マンガのなかの手紙、マンガのコマのなかで読者にも読まれる手紙、というのはひとつの決定的な主題選択のような気がする。三浦知志が「『中間領域』としての手紙」という論文でかいてくれているのは、まさにマンガに登場する手紙という物質についてだった。
 絵としてかかれた手紙は「絵画でもなく言語でもない」、まるで中間領域に場を占める独特な表象(中田健太郎)であるというきらめく直感に導かれながら、手紙とマンガについて考えられていく。アリソン・ベグダルや東村アキコといった現代のかきてのケース、そして19世紀後半のリチャード・アウトコールトの作品における手紙の見せ方と、同時期の新聞記事との影響関係を検討しながら、マンガのなかで手紙はけして最初から「読者に対して」開かれたものではなかったことが明らかにされる。この遡行的な議論の流れはいわば、当初は小道具としてコマのなかにあった手紙(その文面は読者には読めないほど文字が小さかったり、分量も短かったり、内容もあくまで公共的な質のものだったという)が、やがて読者のがわへ可読的に開かれていく道ゆきでもあるだろう。手紙はマンガのコマのなかで「読者に対して」開かれていく。そういう歴史があったのだと教えられる。
 手紙そのものと、それを読むキャラクターとがいっしょにコマのなかにえがかれることで、読者は一方ではキャラクターの眼を想像的に通すようにして手紙を読む。だけれどもまた他方で、手紙は、その文をかいたひとのことをも思わせずにはいられない。手紙を読むキャラクターの視野と、その手紙のかきての指づかいとの間で、どちらかにのみ入り込むことなくさまよっていられる思いを、マンガのなかの手紙は読者に対して可能にすると言われているようだ。

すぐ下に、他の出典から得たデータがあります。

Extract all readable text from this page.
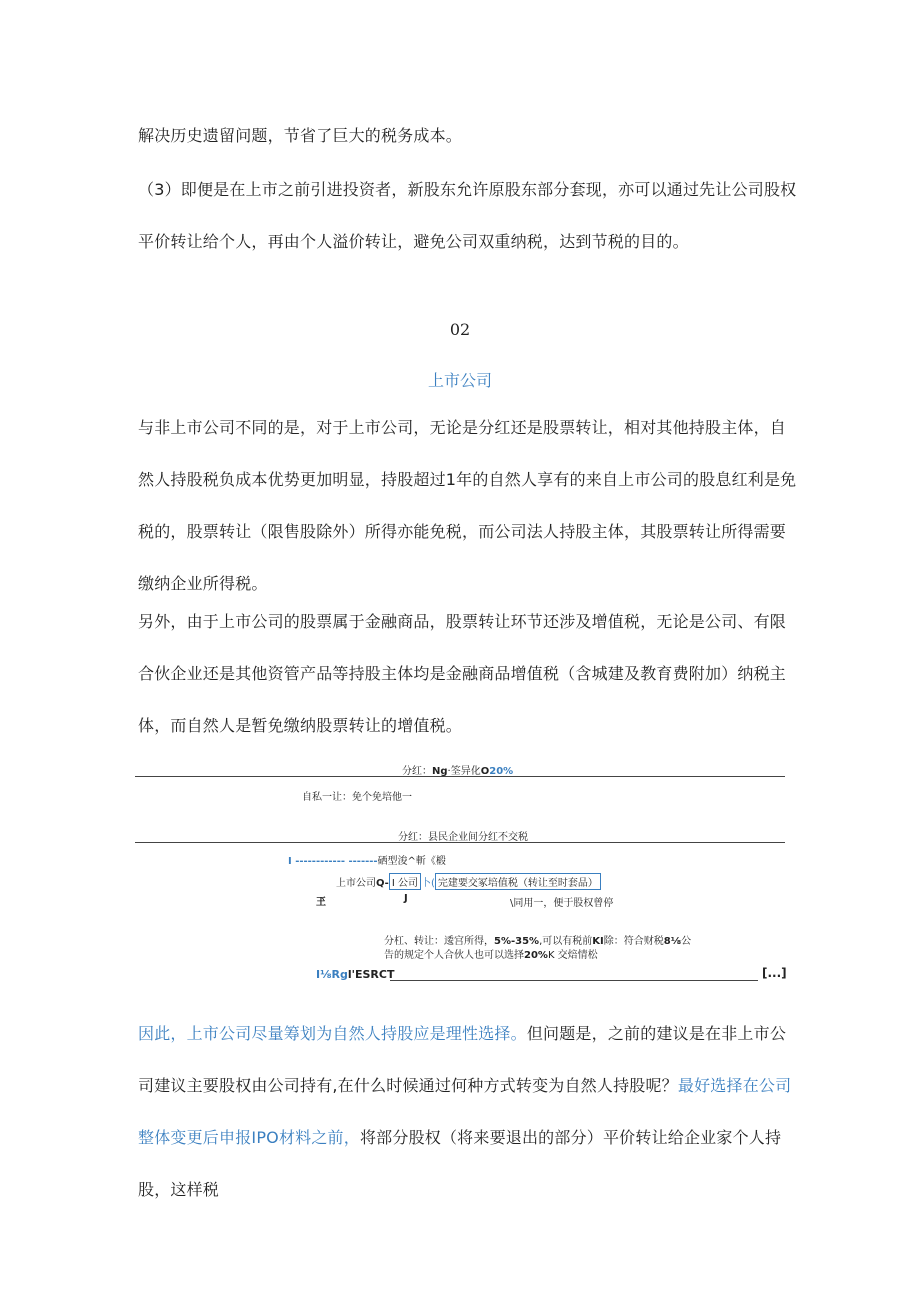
解决历史遗留问题，节省了巨大的税务成本。

（3）即便是在上市之前引进投资者，新股东允许原股东部分套现，亦可以通过先让公司股权平价转让给个人，再由个人溢价转让，避免公司双重纳税，达到节税的目的。

02
上市公司

与非上市公司不同的是，对于上市公司，无论是分红还是股票转让，相对其他持股主体，自然人持股税负成本优势更加明显，持股超过1年的自然人享有的来自上市公司的股息红利是免税的，股票转让（限售股除外）所得亦能免税，而公司法人持股主体，其股票转让所得需要缴纳企业所得税。

另外，由于上市公司的股票属于金融商品，股票转让环节还涉及增值税，无论是公司、有限合伙企业还是其他资管产品等持股主体均是金融商品增值税（含城建及教育费附加）纳税主体，而自然人是暂免缴纳股票转让的增值税。

分红：Ng·筌异化O20%
自私一让：免个免培他一
分红：县民企业间分红不交税
I ------------ -------硒型浚^斬《椴
上市公司Q- I 公司 卜( 完建要交冢培值税（转让至时套品）
玊	J	\同用一，便于股权曾停
分杠、转让：逶宫所得，5%-35%,可以有税前KI除：符合财税8⅛公
告的规定个人合伙人也可以选择20%K 交焙情松
I⅛Rgl'ESRCT	[...]

因此，上市公司尽量筹划为自然人持股应是理性选择。但问题是，之前的建议是在非上市公司建议主要股权由公司持有,在什么时候通过何种方式转变为自然人持股呢？最好选择在公司整体变更后申报IPO材料之前，将部分股权（将来要退出的部分）平价转让给企业家个人持股，这样税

 手紙は、もちろんマンガだけでなく、演劇や映画、テレビドラマやアニメなど、音声をもつ物語メディアにおいても用いられる道具であるが、これら音声メディアにおいて手紙はふつう音読されるものである。(……)われわれは、手紙が音声となって表現されることに慣れているといってよい。

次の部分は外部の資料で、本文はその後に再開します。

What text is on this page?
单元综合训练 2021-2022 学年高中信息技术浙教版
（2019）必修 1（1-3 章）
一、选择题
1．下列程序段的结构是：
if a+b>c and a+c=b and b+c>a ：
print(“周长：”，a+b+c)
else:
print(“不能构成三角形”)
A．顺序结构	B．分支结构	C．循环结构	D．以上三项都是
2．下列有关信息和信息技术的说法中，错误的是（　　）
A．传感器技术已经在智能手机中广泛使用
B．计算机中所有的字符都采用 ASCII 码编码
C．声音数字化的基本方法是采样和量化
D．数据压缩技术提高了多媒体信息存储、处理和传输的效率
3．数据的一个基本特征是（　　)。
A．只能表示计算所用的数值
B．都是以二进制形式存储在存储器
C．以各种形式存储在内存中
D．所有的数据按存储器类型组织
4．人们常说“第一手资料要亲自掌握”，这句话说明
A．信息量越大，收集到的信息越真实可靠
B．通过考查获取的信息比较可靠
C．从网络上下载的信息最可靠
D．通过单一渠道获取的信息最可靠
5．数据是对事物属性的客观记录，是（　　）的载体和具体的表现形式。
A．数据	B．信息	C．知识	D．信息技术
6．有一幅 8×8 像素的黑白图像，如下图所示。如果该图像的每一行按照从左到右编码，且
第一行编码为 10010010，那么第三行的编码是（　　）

(三浦知志「『中間領域』としての手紙 ――マンガのなかの手紙と作中人物の視点について――」pp.74-75、『ナラティヴ・メディア研究』第6号、ナラティヴ・メディア研究会、2017年)

 ここで手紙と声という問題設定が取り上げられることは自然なものでさえあるけれど、議論から逸れて、私がふと気になるのは手紙の肉筆性ということだった。マンガのなかで登場する手紙の文面が、規定のフォントなどでなく、手書きでじかに表現されるところでそれは決定的なものになる。どうしてだろうか。

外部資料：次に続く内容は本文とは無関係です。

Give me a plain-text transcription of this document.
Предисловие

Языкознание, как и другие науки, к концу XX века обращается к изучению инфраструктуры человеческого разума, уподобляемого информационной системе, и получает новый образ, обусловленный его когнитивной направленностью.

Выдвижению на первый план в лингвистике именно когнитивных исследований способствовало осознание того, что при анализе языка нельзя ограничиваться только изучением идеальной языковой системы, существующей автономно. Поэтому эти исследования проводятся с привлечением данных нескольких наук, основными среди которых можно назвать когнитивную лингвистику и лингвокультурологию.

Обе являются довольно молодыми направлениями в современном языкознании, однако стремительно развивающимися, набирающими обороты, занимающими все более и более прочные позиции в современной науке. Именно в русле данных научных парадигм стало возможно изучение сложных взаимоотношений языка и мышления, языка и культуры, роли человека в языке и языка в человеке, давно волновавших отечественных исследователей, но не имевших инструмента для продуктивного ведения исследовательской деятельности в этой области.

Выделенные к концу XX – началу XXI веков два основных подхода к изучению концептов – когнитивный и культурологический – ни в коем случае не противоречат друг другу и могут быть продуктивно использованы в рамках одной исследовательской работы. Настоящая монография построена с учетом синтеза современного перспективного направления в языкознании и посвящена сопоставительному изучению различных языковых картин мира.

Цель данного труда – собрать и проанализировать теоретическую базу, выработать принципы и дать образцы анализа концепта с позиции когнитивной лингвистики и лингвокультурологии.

 マンガのなかでキャラクターが手紙をかくとする。いや、ここにいたっては、手紙のかたちでなくてもきっといいのだろう。キャラクターがマンガのなかで、なにかを手書きする。それが文章にせよ、イラストにせよ、どちらでもいい。その手書きという行為の帰属はいったいどこへ向かうのか、ということだ。あまりにも見え透いた答えを一応呼んでおくなら、そのマンガをかいた現実の作者だ、ということにはなる。しかし、マンガのなかで、マンガのキャラクターが、その子自身の手によってすらすらとなにごとかをえがいてみせるとき、必要とされてあるのはそうした答えではない筈だ。少なくとも、情動的にはそうだ。危うい比喩を使うなら、それは幽霊の残した指紋のように感じられるものだ。有無を言わさず物質的な塊という信憑が、マンガのキャラクターの手書きの筆跡からはいつまでも立ち上る気がする。その手書きの質というのは、作者と作品とキャラクターとの間、そのどこかで練り上げられた想像的な指紋をきっと刻印している。
 このような、ただでさえあやふやな話に関して、具体的に議論を進める手立ては私にはないけれど*1、手書きであるということそのものがやはり、どこまでも汲みつくせない、解消不能なものをもっているように思えてならない。

*1:あるいは画像の認知に関する伝統的な議論、「~として見る(seeing as)」と「~のうちに見る(seeing in)」というふたつの構えを、キャラクターが手書きした絵に対しても「悪用」するようにして考えていけるかも知れない。この場合、比較項は画像の物質的素材(紙上のインク)から一段繰り上がって、現実の作者に帰される筆跡とキャラクターに帰される筆跡ということになるだろうか(しかしそうした重なり合った見方こそマンガが読まれる際の通例ではあるだろう)。それでも、それ自身かかれた存在であるキャラクターが、さらにその子自身の手でべつのものをかく、という姿勢(それが「見立て」にすぎないと言われようと)の果てにあらわれる「マンガのなかの子がマンガのなかで現に手書きした絵」という質について――絵の質以上に、この絵はこの子がかいたのだとほとんど信じさせることの質について――簡単に行為主体を階層化させることなく思いをあらためることには、いつでも意味があるに違いない。